Il y a plusieurs versions de cette proposition de Kerry qui circulent
sur Internet. Il est impossible pour un observateur extérieur de
déterminer quelle est la véritable version proposée par Kerry au
cabinet israélien. Mais ce n'est pas vraiment important, car la
substance de toutes les versions de la proposition est la même, à
savoir le qui pro quo : afin qu'Israël lève le blocus de
Gaza, on demande aux Palestiniens de « répondre à toutes les
préoccupations sécuritaires israéliennes », ce qui n'est
qu'un euphémisme pour dire que les Palestiniens doivent procéder à
un désarmement. Je vais donc d'abord évoquer la question du blocus,
et voir ensuite si les Palestiniens doivent effectivement procéder à
un désarmement.
La question
du blocus est assez claire : au regard du droit international, le
blocus de Gaza constitue une forme de punition collective, et il est
donc illégal d'après le droit international. C'est là le consensus
légal – à l'exception d'Israël et de ses apologistes –, à
savoir que le blocus est illégal.

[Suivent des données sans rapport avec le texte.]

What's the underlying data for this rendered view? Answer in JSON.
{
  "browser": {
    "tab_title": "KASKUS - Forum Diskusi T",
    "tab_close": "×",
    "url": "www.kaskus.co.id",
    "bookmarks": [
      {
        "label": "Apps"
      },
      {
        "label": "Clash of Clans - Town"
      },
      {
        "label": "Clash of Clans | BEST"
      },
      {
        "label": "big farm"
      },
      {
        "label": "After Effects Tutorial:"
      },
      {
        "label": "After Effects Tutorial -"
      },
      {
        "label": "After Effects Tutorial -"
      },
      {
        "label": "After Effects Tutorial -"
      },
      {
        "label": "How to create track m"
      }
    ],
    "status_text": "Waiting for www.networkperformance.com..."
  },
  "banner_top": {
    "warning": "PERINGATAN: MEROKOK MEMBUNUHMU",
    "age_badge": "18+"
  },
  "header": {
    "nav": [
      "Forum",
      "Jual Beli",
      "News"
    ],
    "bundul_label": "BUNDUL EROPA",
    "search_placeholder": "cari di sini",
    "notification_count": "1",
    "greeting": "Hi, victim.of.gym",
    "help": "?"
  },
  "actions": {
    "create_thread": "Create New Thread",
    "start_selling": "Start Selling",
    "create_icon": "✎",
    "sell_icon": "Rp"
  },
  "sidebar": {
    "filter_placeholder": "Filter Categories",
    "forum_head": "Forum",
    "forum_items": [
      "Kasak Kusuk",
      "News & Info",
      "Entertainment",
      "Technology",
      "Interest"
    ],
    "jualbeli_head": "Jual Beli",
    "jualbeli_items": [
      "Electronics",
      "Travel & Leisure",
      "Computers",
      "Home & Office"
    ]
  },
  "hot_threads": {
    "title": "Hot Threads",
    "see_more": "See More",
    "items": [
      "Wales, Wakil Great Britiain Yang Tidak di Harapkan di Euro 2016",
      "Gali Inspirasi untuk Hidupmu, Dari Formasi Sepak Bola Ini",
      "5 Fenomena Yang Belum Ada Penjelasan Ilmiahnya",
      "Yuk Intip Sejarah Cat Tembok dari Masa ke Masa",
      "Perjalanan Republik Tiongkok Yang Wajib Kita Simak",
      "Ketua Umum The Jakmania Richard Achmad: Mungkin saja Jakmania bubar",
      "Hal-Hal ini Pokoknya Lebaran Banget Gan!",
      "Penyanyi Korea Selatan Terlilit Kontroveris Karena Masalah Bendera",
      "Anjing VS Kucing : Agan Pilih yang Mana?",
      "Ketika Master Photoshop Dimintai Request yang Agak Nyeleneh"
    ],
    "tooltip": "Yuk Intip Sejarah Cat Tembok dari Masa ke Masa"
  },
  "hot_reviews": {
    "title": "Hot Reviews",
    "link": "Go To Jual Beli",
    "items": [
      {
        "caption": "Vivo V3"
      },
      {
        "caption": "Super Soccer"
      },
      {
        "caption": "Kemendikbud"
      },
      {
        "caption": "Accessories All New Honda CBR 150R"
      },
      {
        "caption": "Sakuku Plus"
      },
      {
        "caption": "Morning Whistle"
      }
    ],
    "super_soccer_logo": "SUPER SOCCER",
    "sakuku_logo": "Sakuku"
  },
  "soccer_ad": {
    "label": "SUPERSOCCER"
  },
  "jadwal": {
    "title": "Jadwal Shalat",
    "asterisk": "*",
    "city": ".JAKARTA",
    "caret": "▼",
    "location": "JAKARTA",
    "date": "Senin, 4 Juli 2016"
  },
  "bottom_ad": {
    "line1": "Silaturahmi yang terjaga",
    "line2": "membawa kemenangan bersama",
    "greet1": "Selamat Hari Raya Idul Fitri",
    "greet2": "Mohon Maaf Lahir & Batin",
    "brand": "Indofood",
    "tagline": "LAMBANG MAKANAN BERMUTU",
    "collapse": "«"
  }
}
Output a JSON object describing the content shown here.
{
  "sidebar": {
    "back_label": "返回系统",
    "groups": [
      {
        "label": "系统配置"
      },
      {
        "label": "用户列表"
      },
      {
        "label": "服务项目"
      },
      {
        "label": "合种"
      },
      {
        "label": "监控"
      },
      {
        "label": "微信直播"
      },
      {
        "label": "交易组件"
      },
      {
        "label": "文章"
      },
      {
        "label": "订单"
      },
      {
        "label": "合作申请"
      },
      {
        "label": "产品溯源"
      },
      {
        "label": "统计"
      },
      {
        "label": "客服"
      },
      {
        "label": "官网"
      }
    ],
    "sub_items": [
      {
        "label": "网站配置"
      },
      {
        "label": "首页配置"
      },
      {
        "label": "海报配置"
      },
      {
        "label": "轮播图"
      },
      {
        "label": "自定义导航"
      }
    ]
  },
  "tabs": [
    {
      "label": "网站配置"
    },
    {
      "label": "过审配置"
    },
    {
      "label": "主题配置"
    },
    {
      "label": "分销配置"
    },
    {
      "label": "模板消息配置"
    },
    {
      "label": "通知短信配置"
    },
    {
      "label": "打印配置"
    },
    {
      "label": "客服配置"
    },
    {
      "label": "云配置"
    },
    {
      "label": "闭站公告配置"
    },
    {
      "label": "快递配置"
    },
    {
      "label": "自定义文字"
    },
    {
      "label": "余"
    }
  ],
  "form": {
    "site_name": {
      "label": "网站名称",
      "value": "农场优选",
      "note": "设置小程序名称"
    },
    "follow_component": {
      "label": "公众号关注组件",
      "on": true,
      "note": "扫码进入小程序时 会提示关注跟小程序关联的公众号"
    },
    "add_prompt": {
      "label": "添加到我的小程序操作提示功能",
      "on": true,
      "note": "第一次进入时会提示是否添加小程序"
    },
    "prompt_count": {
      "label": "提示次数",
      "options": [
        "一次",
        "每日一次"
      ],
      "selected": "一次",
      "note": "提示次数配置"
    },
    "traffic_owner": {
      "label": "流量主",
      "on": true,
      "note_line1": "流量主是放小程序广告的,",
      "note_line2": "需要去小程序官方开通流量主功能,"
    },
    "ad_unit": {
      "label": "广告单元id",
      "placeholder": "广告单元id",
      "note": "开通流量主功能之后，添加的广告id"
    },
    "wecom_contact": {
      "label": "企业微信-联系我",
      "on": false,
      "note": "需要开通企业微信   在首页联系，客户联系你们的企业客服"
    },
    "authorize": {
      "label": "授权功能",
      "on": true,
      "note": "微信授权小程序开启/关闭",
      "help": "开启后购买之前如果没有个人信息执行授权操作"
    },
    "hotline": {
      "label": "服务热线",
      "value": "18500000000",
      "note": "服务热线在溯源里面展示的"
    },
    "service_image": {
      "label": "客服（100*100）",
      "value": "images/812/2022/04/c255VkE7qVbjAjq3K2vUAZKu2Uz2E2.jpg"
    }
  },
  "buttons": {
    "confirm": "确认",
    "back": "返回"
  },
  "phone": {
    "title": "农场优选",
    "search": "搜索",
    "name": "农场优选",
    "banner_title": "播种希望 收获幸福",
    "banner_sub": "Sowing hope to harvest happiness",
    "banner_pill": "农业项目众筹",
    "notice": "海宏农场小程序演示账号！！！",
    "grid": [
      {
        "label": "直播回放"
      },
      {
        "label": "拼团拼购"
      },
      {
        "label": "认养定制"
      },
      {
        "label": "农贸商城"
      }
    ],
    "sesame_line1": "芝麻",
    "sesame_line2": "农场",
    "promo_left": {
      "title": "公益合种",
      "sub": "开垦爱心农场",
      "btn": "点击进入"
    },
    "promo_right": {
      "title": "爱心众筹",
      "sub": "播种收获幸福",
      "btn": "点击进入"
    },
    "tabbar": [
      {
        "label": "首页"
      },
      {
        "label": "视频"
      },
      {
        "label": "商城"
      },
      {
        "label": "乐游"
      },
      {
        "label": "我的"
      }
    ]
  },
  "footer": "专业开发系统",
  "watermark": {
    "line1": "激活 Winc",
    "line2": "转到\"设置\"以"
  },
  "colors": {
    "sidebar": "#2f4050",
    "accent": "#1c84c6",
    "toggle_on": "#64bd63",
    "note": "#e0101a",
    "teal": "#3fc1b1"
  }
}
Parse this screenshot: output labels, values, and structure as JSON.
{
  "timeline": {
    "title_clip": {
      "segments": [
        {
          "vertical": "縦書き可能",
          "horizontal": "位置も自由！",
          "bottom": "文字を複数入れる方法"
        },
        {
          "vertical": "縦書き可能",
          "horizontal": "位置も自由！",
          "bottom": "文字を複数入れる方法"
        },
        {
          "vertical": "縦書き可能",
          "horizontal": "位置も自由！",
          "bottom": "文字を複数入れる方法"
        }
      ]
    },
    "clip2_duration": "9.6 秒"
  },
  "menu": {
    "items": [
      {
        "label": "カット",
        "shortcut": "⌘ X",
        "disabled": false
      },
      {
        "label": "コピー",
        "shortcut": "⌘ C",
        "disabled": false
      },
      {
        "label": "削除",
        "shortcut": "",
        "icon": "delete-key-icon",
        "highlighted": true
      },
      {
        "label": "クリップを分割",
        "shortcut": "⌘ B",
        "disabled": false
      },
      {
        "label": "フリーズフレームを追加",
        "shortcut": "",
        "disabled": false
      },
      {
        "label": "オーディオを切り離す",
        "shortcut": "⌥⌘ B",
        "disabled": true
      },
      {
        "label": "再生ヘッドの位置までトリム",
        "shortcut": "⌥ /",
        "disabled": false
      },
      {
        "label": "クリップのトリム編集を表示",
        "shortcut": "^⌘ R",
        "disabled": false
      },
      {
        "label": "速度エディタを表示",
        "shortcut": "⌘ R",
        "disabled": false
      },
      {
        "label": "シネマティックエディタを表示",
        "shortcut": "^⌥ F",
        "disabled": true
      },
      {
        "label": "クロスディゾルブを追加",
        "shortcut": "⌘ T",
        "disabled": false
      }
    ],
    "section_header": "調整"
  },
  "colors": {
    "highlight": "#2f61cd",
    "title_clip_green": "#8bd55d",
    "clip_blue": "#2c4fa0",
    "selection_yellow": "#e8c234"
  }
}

Il ne peut donc y avoir aucun
qualificatif, aucun caveat (arguties), aucun « si »,
« et » ou « mais » : le blocus étant une
forme de punition collective, il doit être levé.
Il est
important de garder à l'esprit que dans les accords précédents –
l'accord de cessez-le-feu de juin 2008, l'accord de cessez-le-feu de
novembre 2012 –, dans les deux accords de cessez-le-feu précedents,
il n'avait jamais été stipulé ni demandé aux Palestiniens de
procéder à un désarmement en échange de la levée du blocus.
Chacun des deux accords stipulait clairement que le blocus de Gaza
devait prendre fin progressivement, et ce qui s'est produit dans les
deux cas, c'est qu'Israël a renié ses engagements sur cette
question, mais aucun de ces accords de cessez-le-feu, que ce soit en
juin 2008 ou en novembre 2012, aucun n'appelait les Palestiniens au
désarmement en tant que condition pour mettre fin au blocus. Donc
cette nouvelle clause a été ajoutée, « répondre à toutes
les préoccupations sécuritaires israéliennes », ce qui est
distinct d'un cessez-le-feu : « répondre à toutes les
préoccupations sécuritaires israéliennes » – ce qui en réalité
signifie que les Palestiniens doivent procéder à un désarmement –,
c'est sans précédent et, bien évidemment, cela n'a aucun fondement
dans le droit international car le blocus est illégal et doit être
levé sans considération pour les préoccupations sécuritaires
d'Israël.
Considérons
maintenant cette question des préoccupations sécuritaires
israéliennes. Est-ce qu'Israël a le droit d'exiger des Palestiniens
du Hamas et des (autres) groupes militants palestiniens qu'ils
procèdent à un désarmement ? Le droit international est
parfaitement clair sur ce point : d'après le droit international, un
peuple engagé dans une lutte pour l'auto-détermination n'a pas
l'obligation légale de ne pas recourir à la force.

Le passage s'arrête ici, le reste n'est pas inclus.